Among the limitations of this study is it that the cuff pressure was measured only once during anaesthesia and fluctuations in pressure by movement of the patient's head and change in the depth of anaesthesia or the level of neuromuscular blockade are not taken into account. It could be argued that the pressure reported is not representative for the whole period of anaesthesia, but measurements were spread over 358 min to obtain values both at induction of anaesthesia and during surgery. Also we did not register the technique used for inflation of air into the cuff, and we do not know whether the high incidence of cuff pressures above the recommended level is due to that the staff was unaware of the correct cuff pressure, or whether they did not inflate the cuff only to the level that secured the airway. To generalize the results of this study can also be argued: We only included two hospital departments, but a high incidence of cuff pressures above the recommended level is reported by others [16, 17, 26].

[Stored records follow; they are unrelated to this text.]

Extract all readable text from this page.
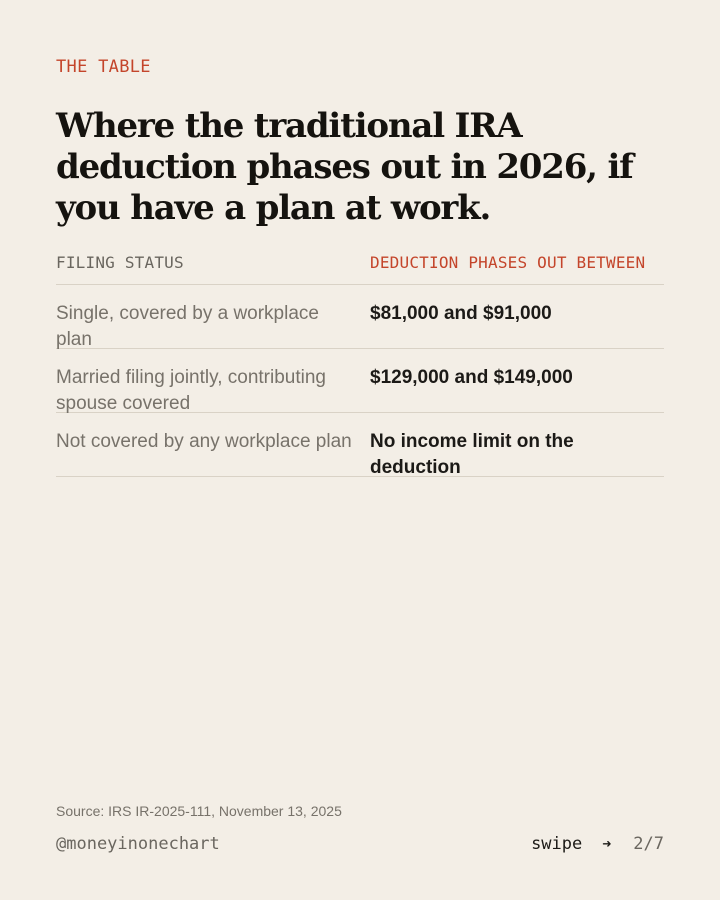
THE TABLE
Where the traditional IRA deduction phases out in 2026, if you have a plan at work.
FILING STATUS	DEDUCTION PHASES OUT BETWEEN
Single, covered by a workplace plan
$81,000 and $91,000
Married filing jointly, contributing spouse covered
$129,000 and $149,000
Not covered by any workplace plan No income limit on the deduction
Source: IRS IR-2025-111, November 13, 2025
@moneyinonechart	swipe ➜ 2/7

In conclusion this study demonstrates that more than 50% of patients are provided with a too high tracheal tube or laryngeal mask cuff pressure. We consider that to establish the correct cuff pressure is an important element in the anaesthetic procedures and that it involves the determination of the tracheal tube or laryngeal mask cuff pressure, not only at the induction of anaesthesia but also during its maintenance.